The problem with routing

Frameworks are happening in php, and have been for some time now. There are numerous MVC frameworks, micro or not so micro. One thing they all seem to have in common - apart from the MVC part that is - is a routing engine. 

A routing engine is a mechanism to change incoming request urls to actionable information, through a set of configurable rules. In effect they make it possible to change url's like this:

http://www.example.com/myapplication.php?action=add&title=Something 

Into this:

http://www.example.com/myapplication.php/add/Someting

Or with the help of e.g. Apache's mod_rewrite / mod_alias into this:

http://www.example.com/add/Something

You can do more with routing, you can create multileveled routes and subroutes and much more I'm sure. In effect it allows you to create nice readable URL's where once you would put all the needed information in the query part of the URL.

The only beef I have with this is that routing (usually) makes the component parts or logic of your application visible in the URL, instead of the information or data. So instead of an url like this:

http://www.example.com/a_main_subject/an_article_about_this

You get:

http://www.example.com/articles/an_article_about_main_subject

You are probably not interested in the fact that the page you are viewing is some kind of article. And you certainly won't be happy if you change the url and get http://www.example.com/articles/. Even if the site returns some sensible page, there is nothing about the main subject specifically in there, since that information is lost.

The first URL is guaranteed to be more usable by humans. It creates a logical hierarchy of information, as humans see it. The url does not specify what type of page you are looking at, only the subject of the page can be inferred. The type of the page - by which I mean how it should look and what 'widgets' are on the page - is something that should not have a place in the url.

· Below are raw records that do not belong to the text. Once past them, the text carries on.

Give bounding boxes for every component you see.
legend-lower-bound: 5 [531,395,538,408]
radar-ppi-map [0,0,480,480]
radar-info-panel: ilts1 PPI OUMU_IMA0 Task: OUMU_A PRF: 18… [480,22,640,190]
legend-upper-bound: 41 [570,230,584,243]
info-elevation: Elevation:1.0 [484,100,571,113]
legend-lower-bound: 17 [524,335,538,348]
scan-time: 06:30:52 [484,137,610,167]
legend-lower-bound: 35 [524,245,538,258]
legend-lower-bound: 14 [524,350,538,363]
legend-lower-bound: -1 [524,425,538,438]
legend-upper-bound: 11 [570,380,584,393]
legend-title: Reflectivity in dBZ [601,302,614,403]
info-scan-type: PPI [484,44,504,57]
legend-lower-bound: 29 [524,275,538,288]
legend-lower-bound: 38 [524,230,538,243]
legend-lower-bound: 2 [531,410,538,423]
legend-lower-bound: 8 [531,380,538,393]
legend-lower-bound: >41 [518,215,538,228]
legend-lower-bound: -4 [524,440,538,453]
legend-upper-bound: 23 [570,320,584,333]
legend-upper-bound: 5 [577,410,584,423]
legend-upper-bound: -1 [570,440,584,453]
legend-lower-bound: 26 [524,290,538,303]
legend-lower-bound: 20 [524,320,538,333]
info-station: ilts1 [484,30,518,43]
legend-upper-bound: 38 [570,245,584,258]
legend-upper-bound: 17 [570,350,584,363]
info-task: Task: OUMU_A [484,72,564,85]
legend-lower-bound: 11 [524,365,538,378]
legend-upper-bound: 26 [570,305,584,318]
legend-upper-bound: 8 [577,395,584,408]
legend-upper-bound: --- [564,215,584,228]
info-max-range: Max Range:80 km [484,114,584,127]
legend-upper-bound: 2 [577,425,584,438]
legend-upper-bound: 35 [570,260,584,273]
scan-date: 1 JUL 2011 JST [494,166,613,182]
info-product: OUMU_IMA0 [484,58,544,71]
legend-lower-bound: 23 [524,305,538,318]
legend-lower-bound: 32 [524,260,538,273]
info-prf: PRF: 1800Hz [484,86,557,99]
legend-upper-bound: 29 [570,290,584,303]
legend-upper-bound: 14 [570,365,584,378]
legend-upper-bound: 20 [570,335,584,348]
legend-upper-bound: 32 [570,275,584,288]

You could fix it a bit, by allowing some kind of 'subject' part in the url, e.g.:

http://www.example.com/articles/a_main_subject/an_article_about_this

But still you would expose the type of a page where no human has a need for that information. In addition in this version you would have seperate roots for a_main_subject based on the type of a page. A better fix would be:

http://www.example.com/a_main_subject/articles/an_article_about_this

Which at least allows you to combine multiple types of pages about a single subject into a single root. It would actually make the ../articles/ url somewhat usefull. However, the url is still shouting out type information instead of subject information.

There are tools to add completely independant human readable URL's, but most of these try to fix these URL's retroactively. I think a much better approach is to create human friendly URL's by default. This makes it impossible to forget and skips an unnecessary part of website maintenance.

How did we get here?

In the early days of PHP a website was usually just a set of html pages on a filesystem. Wherever some extra functionality was needed you just inserted a bit of PHP and things worked fine. The urls were a natural extension of the hierarchy some editor made, based on human distinctions.

This system got torn to pieces when programmers arrived and said 'information should be in a database'. Fine as a concept, unfortunately the idea of a hierarchy of information based on subject went out the window as well. Instead the programmers have defined the hierarchy, based on what is easier to program, not what is easier to use.

The solution is to make the URL a part of the user interface of a website again and let the editor of the website naturally decide the hierarchy. One way of doing this is to use a content repository instead of a 'flat' database. A content repository knows about content hierarchy - just like a filesystem - and can be easily changed by an editor - also just like the filesystem.

For PHP there isn't much choice for content repositories, there is Midgard2 ( http://www.midgard-project.org/ ) and PHPCR ( http://phpcr.github.com/ ) which uses Jackalope - a complex java content repository.) In addition I found simPCoRe ( http://www.simpcore.org/ ) which looks like a good match, but I haven't tried it yet. And finally I've been working on Ariadne-CMS for the last 14-odd years, which uses a simple content repository internally - unfortunately it isn't yet usable as a standalone component.

PS. Routing engines can be a useful tool, when you are building a web application, not a website. In that case the content hierarchy will match naturally with your application structure.